“The floating rùt” ad Orzi

Una passerella di spazzatura per denunciare l’imbecillità dell’abbandono selvaggio
Ritratto di Massimiliano Magli

Una passerella di 150 metri è stata posta domenica 23 settembre nel bel mezzo di uno dei luoghi simbolo di Orzinuovi, la storica Piazza Vittorio Emanuele, con sopra la tonnellata di rifiuti che durante il pomeriggio di sabato tanti cittadini avevano raccolto ripulendo via Cesarina, la strada che conduce al cimitero, la zona industriale e la sponda dell’Oglio. 

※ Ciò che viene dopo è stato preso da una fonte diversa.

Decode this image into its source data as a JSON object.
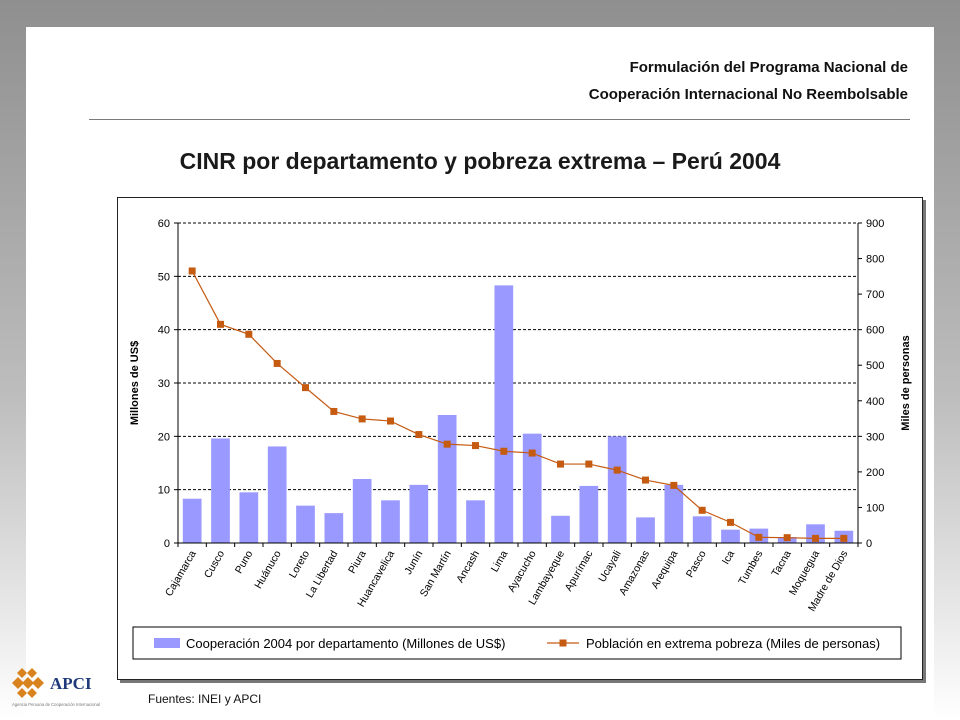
{
  "header": {
    "line1": "Formulación del Programa Nacional de",
    "line2": "Cooperación Internacional No Reembolsable"
  },
  "title": "CINR por departamento y pobreza extrema – Perú 2004",
  "footer": {
    "source": "Fuentes: INEI y APCI"
  },
  "logo": {
    "text": "APCI",
    "subtitle": "Agencia Peruana de Cooperación Internacional"
  },
  "colors": {
    "bar": "#9999ff",
    "line": "#c55a11",
    "marker": "#c55a11"
  },
  "chart_data": {
    "type": "bar",
    "ylabel": "Millones de US$",
    "y2label": "Miles de personas",
    "ylim": [
      0,
      60
    ],
    "y2lim": [
      0,
      900
    ],
    "yticks": [
      "0",
      "10",
      "20",
      "30",
      "40",
      "50",
      "60"
    ],
    "y2ticks": [
      "0",
      "100",
      "200",
      "300",
      "400",
      "500",
      "600",
      "700",
      "800",
      "900"
    ],
    "grid": "horizontal dashed",
    "legend_position": "bottom",
    "categories": [
      "Cajamarca",
      "Cusco",
      "Puno",
      "Huánuco",
      "Loreto",
      "La Libertad",
      "Piura",
      "Huancavelica",
      "Junín",
      "San Martín",
      "Ancash",
      "Lima",
      "Ayacucho",
      "Lambayeque",
      "Apurímac",
      "Ucayali",
      "Amazonas",
      "Arequipa",
      "Pasco",
      "Ica",
      "Tumbes",
      "Tacna",
      "Moquegua",
      "Madre de Dios"
    ],
    "series": [
      {
        "name": "Cooperación 2004 por departamento (Millones de US$)",
        "type": "bar",
        "axis": "left",
        "values": [
          8.3,
          19.6,
          9.5,
          18.1,
          7.0,
          5.6,
          12.0,
          8.0,
          10.9,
          24.0,
          8.0,
          48.3,
          20.5,
          5.1,
          10.7,
          20.0,
          4.8,
          10.9,
          5.0,
          2.5,
          2.7,
          1.1,
          3.5,
          2.3
        ]
      },
      {
        "name": "Población en extrema pobreza (Miles de personas)",
        "type": "line",
        "axis": "right",
        "values": [
          765,
          615,
          587,
          505,
          437,
          370,
          349,
          343,
          305,
          278,
          274,
          258,
          253,
          222,
          222,
          205,
          177,
          162,
          92,
          58,
          16,
          15,
          13,
          13
        ]
      }
    ]
  }
}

Il lavoro dei volontari, almeno una cinquantina, ha permesso di liberare queste zone cittadine, per la loro posizione le più sfruttate dai “furbetti dell’abbandono”, da immondizia di ogni tipo, dalle bottiglie di plastica alle lattine, dai tappetti e dai telai di poltrone alle batterie delle auto, una panca da palestra e pneumatici di automobili. In tutto 60 sacchi di immondizia adagiati sulla passerella, con cartelli che riportavano lo slogan ”Se riconosci qualcosa di tuo, portalo a casa”. 
È l’iniziativa “NetaIursDay” ideata da un gruppo di liberi cittadini, con il patrocinio dell’Amministrazione comunale, per sensibilizzare i cittadini di Orzinuovi contro l’abbandono sconsiderato dei rifiuti e promuovere un’economia circolare e il riciclo. 

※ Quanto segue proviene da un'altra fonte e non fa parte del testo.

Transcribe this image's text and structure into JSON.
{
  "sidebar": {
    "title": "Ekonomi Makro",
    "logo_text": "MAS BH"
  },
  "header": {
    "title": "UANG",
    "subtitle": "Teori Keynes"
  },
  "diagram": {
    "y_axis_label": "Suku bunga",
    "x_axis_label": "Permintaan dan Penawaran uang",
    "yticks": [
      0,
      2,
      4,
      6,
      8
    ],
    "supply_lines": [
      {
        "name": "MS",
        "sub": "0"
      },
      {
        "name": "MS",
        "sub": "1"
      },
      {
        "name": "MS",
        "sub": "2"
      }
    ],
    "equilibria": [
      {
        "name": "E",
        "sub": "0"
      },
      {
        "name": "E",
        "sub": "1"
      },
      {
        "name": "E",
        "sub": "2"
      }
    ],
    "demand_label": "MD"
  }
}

Per rendere ancora più simbolica l’iniziativa ecco che i rifiuti raccolti sono stati posizionati su un telone di colore giallo, che andava a richiamare evidentemente un evento che è entrato di forza nell’immaginario collettivo di noi bresciani, la passerella che l’artista Christo ha installato tra il 3 e il 18 giugno del 2016 nelle acque del lago d’Iseo e che univa le isole Monte Isola e San Paolo a Sulzano. Anche il nome era evocativo, da “The Floating Piers” si è passati a “The floating rùt”, che in dialetto bresciano vuole dire sporco. 

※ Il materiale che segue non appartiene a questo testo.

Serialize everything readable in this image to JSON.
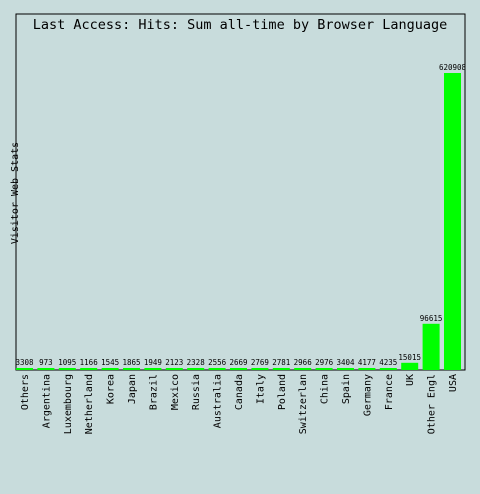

Un’iniziativa che ha colto nel segno, visto che i tanti orceani che domenica passeggiavano sotto i portici della piazza e chi usciva dalla chiesa di è rimasto stupefatto di fronte alla passerella di rifiuti, andando ad informarsi presso i gazebi che delle varie associazioni. Daniele Bassini, portavoce dei 5Stelle e tra gli organizzatori di “The floating rùt”, ha sottolineato che «aprendo i sacchi di rifiuti recuperati, abbiamo notato che quasi tutto il materiale buttato era riciclabile. Nella tonnellata di rifiuti raccolti, c’erano tra i 600 e i 700 euro di materiale riciclabile e rivendibile». 
All’iniziativa hanno partecipato diverse associazioni come “Cultura e territorio”, presieduta da Alessandra Epis, e “5 R zero sprechi”, guidata da Marco Migliorati, e “l’Officina dell’arte” di Alessandro Canù. In piazza erano attivi alcuni gazebo con i laboratori per il riciclo delle associazioni, tra questi c’era anche quello di Giovanna Ruboni dedicato alla dimostrazione dell’utilizzo dei “fervida”, fermenti di vita, da cui si ottengono prodotti per la cura delle persone e della casa. 
Dalle 16 Roberto Fiorendi, esperto nelle strategie “rifiuti zero”, ha tenuto una conferenza in piazza per sensibilizzare gli orceani contro  l’abbandono sconsiderato dei rifiuti e per promuovere l’economia circolare ed il riciclo, informando sul modo migliore per riciclare. 
«Questa iniziativa voleva essere uno stimolo ai cittadini e, soprattutto, all’Amministrazione comunale – ha ricordato Daniele Bassini -. L’Amministrazione può introdurre l’uso di “WeDU”, una applicazione gratuita per smartphone che permette caricare segnalazioni sul portale “Decoro Urbano” semplicemente scattando una fotografia e aggiungendo una descrizione della problematica riscontrata. Un modo più veloce per permettere alle Amministrazioni di intervenire senza lungaggini burocratiche, che è già stata accolta da diversi Comuni della nostra provincia». 
Altra opzione utile per combattere l’abbandono di rifiuti è l’uso di fototrappole, con il Comune di Orzinuovi che ha partecipato ad un bando per ottenere le risorse necessarie al loro acquisto.